The Durham data breach from last week (and reported earlier this week) has been met with incredulity by the Ontario Information and Privacy Commissioner. A directive to use data encryption has been issued, prohibiting the transfer of sensitive data if encryption is not used.
As you’ll recall, the loss of a USB key meant the breach of 83,000 patients who had received flu shots in the Durham Region.
The Commissioner has pointed out that the Personal Health Information Protection Act (PHIPA), passed in 2007 expressly for Ontario, directs that “health information custodians not…transport personal health information on laptops or other mobile computing devices unless the information was encrypted.”
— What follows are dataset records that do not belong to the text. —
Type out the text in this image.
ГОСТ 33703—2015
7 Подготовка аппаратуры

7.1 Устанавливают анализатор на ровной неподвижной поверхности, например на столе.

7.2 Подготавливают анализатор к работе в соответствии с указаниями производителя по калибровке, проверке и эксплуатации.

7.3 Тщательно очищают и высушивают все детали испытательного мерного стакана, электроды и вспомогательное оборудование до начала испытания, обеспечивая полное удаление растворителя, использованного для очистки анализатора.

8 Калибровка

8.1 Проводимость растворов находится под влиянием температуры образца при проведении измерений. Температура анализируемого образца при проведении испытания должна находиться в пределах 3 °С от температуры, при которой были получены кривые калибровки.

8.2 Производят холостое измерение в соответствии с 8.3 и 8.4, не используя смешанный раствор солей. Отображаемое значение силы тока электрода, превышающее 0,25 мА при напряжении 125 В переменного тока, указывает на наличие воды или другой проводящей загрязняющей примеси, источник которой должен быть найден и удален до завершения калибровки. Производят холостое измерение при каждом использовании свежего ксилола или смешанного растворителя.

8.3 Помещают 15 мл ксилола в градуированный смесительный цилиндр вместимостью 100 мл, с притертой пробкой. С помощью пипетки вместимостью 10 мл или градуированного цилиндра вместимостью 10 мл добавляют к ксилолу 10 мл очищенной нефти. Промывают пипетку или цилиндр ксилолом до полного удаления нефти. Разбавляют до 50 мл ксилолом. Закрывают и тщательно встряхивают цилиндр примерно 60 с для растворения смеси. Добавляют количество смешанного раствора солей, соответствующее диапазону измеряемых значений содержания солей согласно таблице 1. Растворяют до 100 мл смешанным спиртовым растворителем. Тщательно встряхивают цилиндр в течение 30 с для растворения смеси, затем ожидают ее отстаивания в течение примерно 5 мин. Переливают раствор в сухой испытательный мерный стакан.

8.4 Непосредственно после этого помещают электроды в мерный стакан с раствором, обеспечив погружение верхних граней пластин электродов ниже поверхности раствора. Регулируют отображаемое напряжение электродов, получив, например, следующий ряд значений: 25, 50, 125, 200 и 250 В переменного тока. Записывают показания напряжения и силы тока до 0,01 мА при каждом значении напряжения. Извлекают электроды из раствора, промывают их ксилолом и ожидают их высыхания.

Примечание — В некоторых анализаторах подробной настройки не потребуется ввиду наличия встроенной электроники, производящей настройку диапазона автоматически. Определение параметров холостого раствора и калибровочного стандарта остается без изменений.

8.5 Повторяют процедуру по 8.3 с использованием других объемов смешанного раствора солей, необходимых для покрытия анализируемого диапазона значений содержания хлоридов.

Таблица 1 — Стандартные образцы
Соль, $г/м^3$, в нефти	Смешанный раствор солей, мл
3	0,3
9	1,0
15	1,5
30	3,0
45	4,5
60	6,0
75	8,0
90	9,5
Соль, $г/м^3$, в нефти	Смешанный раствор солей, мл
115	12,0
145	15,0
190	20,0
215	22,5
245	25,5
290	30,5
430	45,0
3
You’ll notice that this implies PHIPA is much more strict that PIPEDA when it comes to the encryption of sensitive data. While, per the above, PHIPA requires the use of encryption, PIPEDA, under 4.7.3 (c) only seems to recommend it (“the method of protection should include…” is how it reads. “Should include” is not the same as “must include”).
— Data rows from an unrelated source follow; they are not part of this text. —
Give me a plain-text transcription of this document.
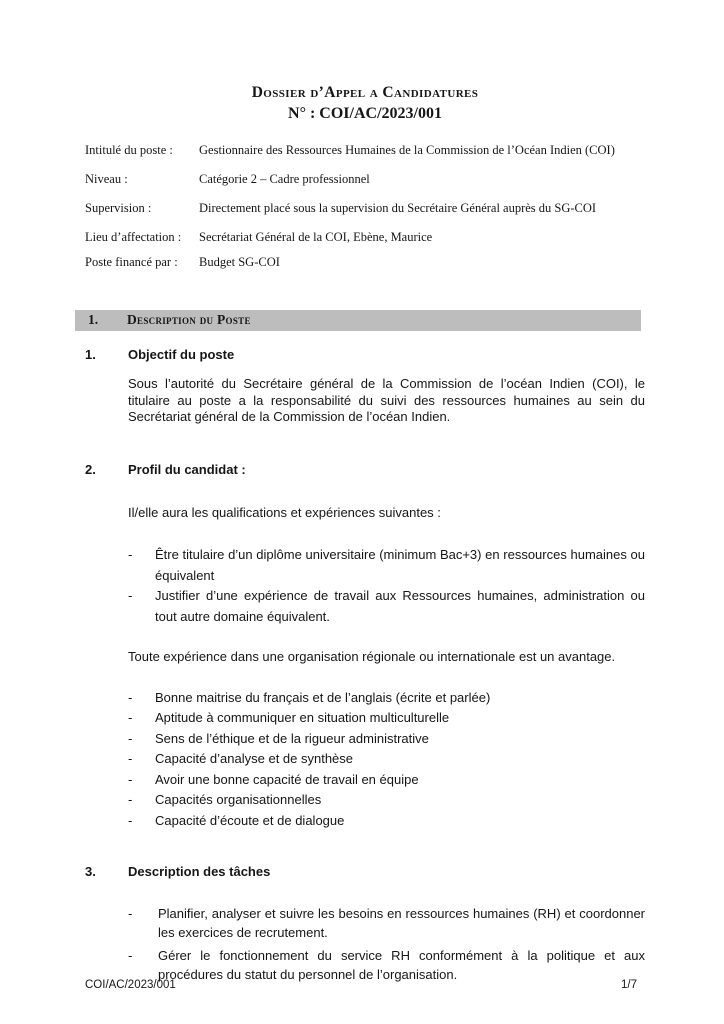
Dossier d’Appel a Candidatures
N° : COI/AC/2023/001
Intitulé du poste :	Gestionnaire des Ressources Humaines de la Commission de l’Océan Indien (COI)
Niveau :	Catégorie 2 – Cadre professionnel
Supervision :	Directement placé sous la supervision du Secrétaire Général auprès du SG-COI
Lieu d’affectation :	Secrétariat Général de la COI, Ebène, Maurice
Poste financé par :	Budget SG-COI
1.	Description du Poste
1.	Objectif du poste

Sous l’autorité du Secrétaire général de la Commission de l’océan Indien (COI), le titulaire au poste a la responsabilité du suivi des ressources humaines au sein du Secrétariat général de la Commission de l’océan Indien.

2.	Profil du candidat :

Il/elle aura les qualifications et expériences suivantes :

-	Être titulaire d’un diplôme universitaire (minimum Bac+3) en ressources humaines ou équivalent
-	Justifier d’une expérience de travail aux Ressources humaines, administration ou tout autre domaine équivalent.

Toute expérience dans une organisation régionale ou internationale est un avantage.

-	Bonne maitrise du français et de l’anglais (écrite et parlée)
-	Aptitude à communiquer en situation multiculturelle
-	Sens de l’éthique et de la rigueur administrative
-	Capacité d’analyse et de synthèse
-	Avoir une bonne capacité de travail en équipe
-	Capacités organisationnelles
-	Capacité d’écoute et de dialogue
3.	Description des tâches
-	Planifier, analyser et suivre les besoins en ressources humaines (RH) et coordonner les exercices de recrutement.
-	Gérer le fonctionnement du service RH conformément à la politique et aux procédures du statut du personnel de l’organisation.
COI/AC/2023/001	1/7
What To Do If You’re Not In Compliance In Ontario
The easy answer–perhaps even flippant–is to go ahead and encrypt your laptops and other portable devices that contain sensitive data (such as external hard disk drives). Granted, depending on the solution used, you may have to wait for someone to visit you after you sign up for the service (but not so in other cases).
But if you must really, really transport those unencrypted sensitive files using something like a USB memory stick, the Commissioner has “advised that any unencrypted personal health information that needs to be transported,must be in the physical possession of the person responsible, at all times, until it reaches its secure location. This is only an interim measure until full encryption processes can be put into place.”
Hold on to that thing really, really tight. Or, you could just set yourself up with encryption right away.